Menurutnya, banyak potensi penerimaan pajak yang masih terparkir di luar negeri karena terkendala kesepakatan internasional. Ia menjelaskan bahwa transparansi pajak menjadi pembahasan penting dalam forum elit G20 di Bali beberapa waktu lalu karena semua negara bisa memperoleh keuntungan jika terdapat transparansi perpajakan.
Maudy menyebut bahwa Indonesia pun akan menikmati manfaat jika terdapat transparansi perpajakan, karena potensi penerimaan dari luar negeri sangat besar. Namun, potensi itu bisa terealisasi jika terdapat kesepakatan internasional.
"Indonesia sendiri merupakan salah satu negara yang telah menikmati manfaat transparansi perpajakan. Salah satunya adalah pemetaan potensi penghasilan inbound senilai Rp683 triliun berupa dividen, bunga, penjualan, dan penghasilan lain," ujar Maudy dalam keterangannya di Istana Negara, dikutip Jumat 22 Juli.
Penghasilan inbound merupakan penerimaan atas subjek pajak dalam negeri yang memperoleh penghasilan dengan sumber dari luar negeri. Artinya, potensi penghasilan wajib pajak Indonesia memiliki penghasilan dividen, bunga, penjualan, dan penghasilan lain dari luar negeri mencapai Rp683 triliun.
Pada akhir 2021, Direktorat Jenderal (Ditjen) Pajak menyampaikan bahwa berdasarkan penyandingan data penghasilan melalui automatic exchange of information (AEoI) dengan surat pemberitahuan tahunan (SPT), baru Rp7 triliun penghasilan inbound yang sudah terklarifikasi.
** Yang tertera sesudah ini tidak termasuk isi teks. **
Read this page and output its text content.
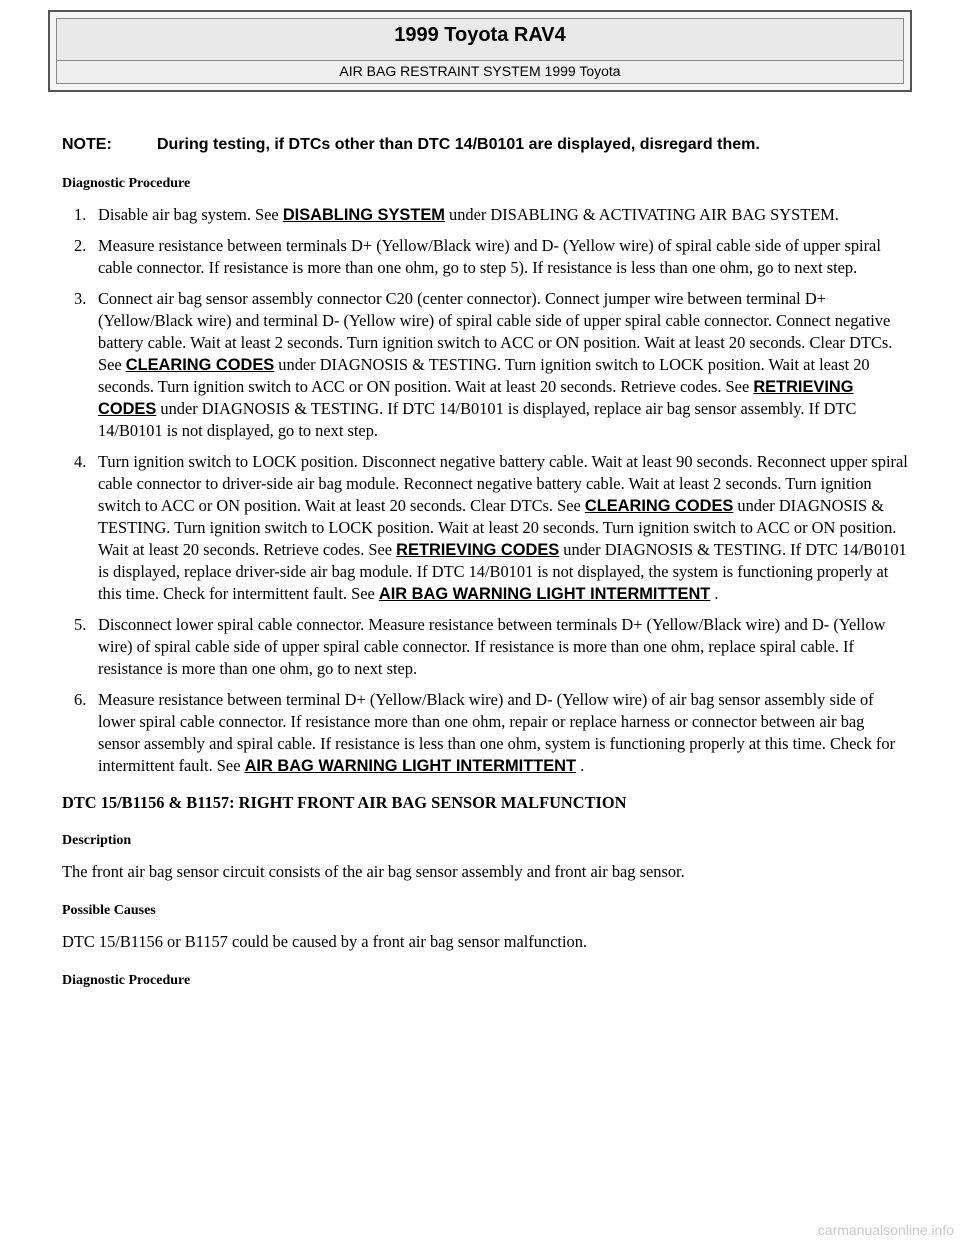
1999 Toyota RAV4
AIR BAG RESTRAINT SYSTEM 1999 Toyota
NOTE:	During testing, if DTCs other than DTC 14/B0101 are displayed, disregard them.
Diagnostic Procedure
1. Disable air bag system. See DISABLING SYSTEM under DISABLING & ACTIVATING AIR BAG SYSTEM.
2. Measure resistance between terminals D+ (Yellow/Black wire) and D- (Yellow wire) of spiral cable side of upper spiral cable connector. If resistance is more than one ohm, go to step 5). If resistance is less than one ohm, go to next step.
3. Connect air bag sensor assembly connector C20 (center connector). Connect jumper wire between terminal D+ (Yellow/Black wire) and terminal D- (Yellow wire) of spiral cable side of upper spiral cable connector. Connect negative battery cable. Wait at least 2 seconds. Turn ignition switch to ACC or ON position. Wait at least 20 seconds. Clear DTCs. See CLEARING CODES under DIAGNOSIS & TESTING. Turn ignition switch to LOCK position. Wait at least 20 seconds. Turn ignition switch to ACC or ON position. Wait at least 20 seconds. Retrieve codes. See RETRIEVING CODES under DIAGNOSIS & TESTING. If DTC 14/B0101 is displayed, replace air bag sensor assembly. If DTC 14/B0101 is not displayed, go to next step.
4. Turn ignition switch to LOCK position. Disconnect negative battery cable. Wait at least 90 seconds. Reconnect upper spiral cable connector to driver-side air bag module. Reconnect negative battery cable. Wait at least 2 seconds. Turn ignition switch to ACC or ON position. Wait at least 20 seconds. Clear DTCs. See CLEARING CODES under DIAGNOSIS & TESTING. Turn ignition switch to LOCK position. Wait at least 20 seconds. Turn ignition switch to ACC or ON position. Wait at least 20 seconds. Retrieve codes. See RETRIEVING CODES under DIAGNOSIS & TESTING. If DTC 14/B0101 is displayed, replace driver-side air bag module. If DTC 14/B0101 is not displayed, the system is functioning properly at this time. Check for intermittent fault. See AIR BAG WARNING LIGHT INTERMITTENT .
5. Disconnect lower spiral cable connector. Measure resistance between terminals D+ (Yellow/Black wire) and D- (Yellow wire) of spiral cable side of upper spiral cable connector. If resistance is more than one ohm, replace spiral cable. If resistance is more than one ohm, go to next step.
6. Measure resistance between terminal D+ (Yellow/Black wire) and D- (Yellow wire) of air bag sensor assembly side of lower spiral cable connector. If resistance more than one ohm, repair or replace harness or connector between air bag sensor assembly and spiral cable. If resistance is less than one ohm, system is functioning properly at this time. Check for intermittent fault. See AIR BAG WARNING LIGHT INTERMITTENT .
DTC 15/B1156 & B1157: RIGHT FRONT AIR BAG SENSOR MALFUNCTION
Description
The front air bag sensor circuit consists of the air bag sensor assembly and front air bag sensor.
Possible Causes
DTC 15/B1156 or B1157 could be caused by a front air bag sensor malfunction.
Diagnostic Procedure
carmanualsonline.info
Wajib pajak dapat memanfaatkan program pengungkapan sukarela (PPS) untuk mengklarifikasi data itu. Meskipun begitu, ketika PPS selesai, pengungkapan harta di luar negeri ternyata tidak sebesar potensi penghasilan inbound itu.
BACA JUGA:
Total harta bersih yang direpatriasi tercatat senilai Rp13,7 triliun, sedangkan deklarasi harta bersih yang tetap berada di luar negeri adalah Rp59,9 triliun. Pemerintah memperoleh pajak penghasilan (PPh) senilai Rp61,01 triliun.
Namun, Ditjen Pajak tidak merinci berapa nilai PPh yang berasal dari repatriasi dan pengungkapan harta di luar negeri. Maudy menyebut bahwa kesepakatan transparansi perpajakan harus tercapai oleh komunitas internasional, terutama di G20.
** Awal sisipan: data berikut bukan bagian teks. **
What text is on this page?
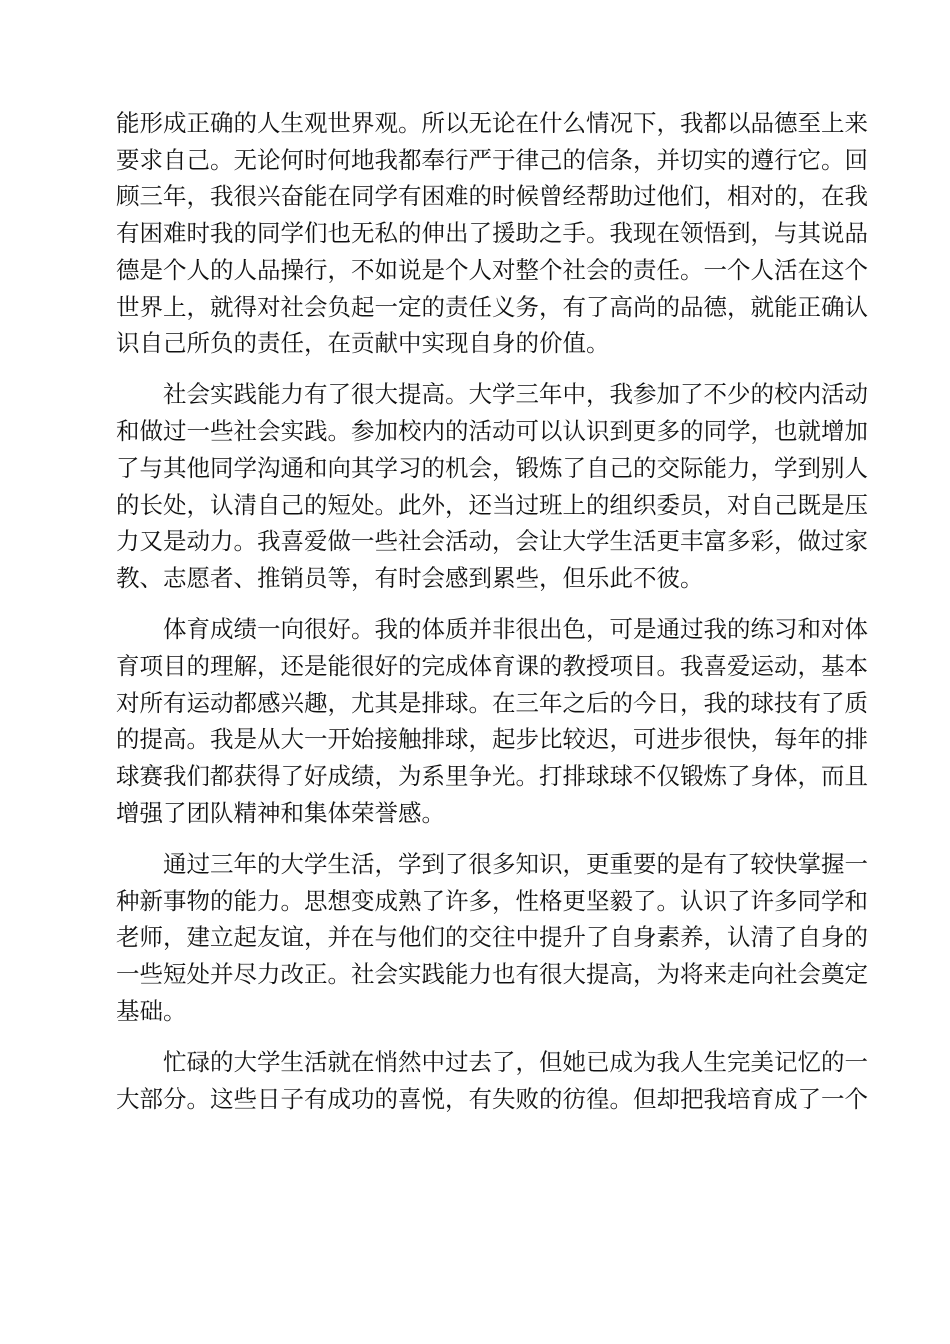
能形成正确的人生观世界观。所以无论在什么情况下，我都以品德至上来
要求自己。无论何时何地我都奉行严于律己的信条，并切实的遵行它。回
顾三年，我很兴奋能在同学有困难的时候曾经帮助过他们，相对的，在我
有困难时我的同学们也无私的伸出了援助之手。我现在领悟到，与其说品
德是个人的人品操行，不如说是个人对整个社会的责任。一个人活在这个
世界上，就得对社会负起一定的责任义务，有了高尚的品德，就能正确认
识自己所负的责任，在贡献中实现自身的价值。
社会实践能力有了很大提高。大学三年中，我参加了不少的校内活动
和做过一些社会实践。参加校内的活动可以认识到更多的同学，也就增加
了与其他同学沟通和向其学习的机会，锻炼了自己的交际能力，学到别人
的长处，认清自己的短处。此外，还当过班上的组织委员，对自己既是压
力又是动力。我喜爱做一些社会活动，会让大学生活更丰富多彩，做过家
教、志愿者、推销员等，有时会感到累些，但乐此不彼。
体育成绩一向很好。我的体质并非很出色，可是通过我的练习和对体
育项目的理解，还是能很好的完成体育课的教授项目。我喜爱运动，基本
对所有运动都感兴趣，尤其是排球。在三年之后的今日，我的球技有了质
的提高。我是从大一开始接触排球，起步比较迟，可进步很快，每年的排
球赛我们都获得了好成绩，为系里争光。打排球球不仅锻炼了身体，而且
增强了团队精神和集体荣誉感。
通过三年的大学生活，学到了很多知识，更重要的是有了较快掌握一
种新事物的能力。思想变成熟了许多，性格更坚毅了。认识了许多同学和
老师，建立起友谊，并在与他们的交往中提升了自身素养，认清了自身的
一些短处并尽力改正。社会实践能力也有很大提高，为将来走向社会奠定
基础。
忙碌的大学生活就在悄然中过去了，但她已成为我人生完美记忆的一
大部分。这些日子有成功的喜悦，有失败的彷徨。但却把我培育成了一个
Hal tersebut dapat menciptakan keadilan dalam perpajakan, sehingga akan sangat membantu perkembangan dan pemulihan dari dampak pandemi COVID-19.
"Sistem perpajakan internasional yang adil dan transparan menjadi penting untuk mengatasi penggelapan dan penghindaran pajak, mencegah transfer pricing, dan mendorong kebijakan perpajakan nasional yang kondusif," kata Maudy.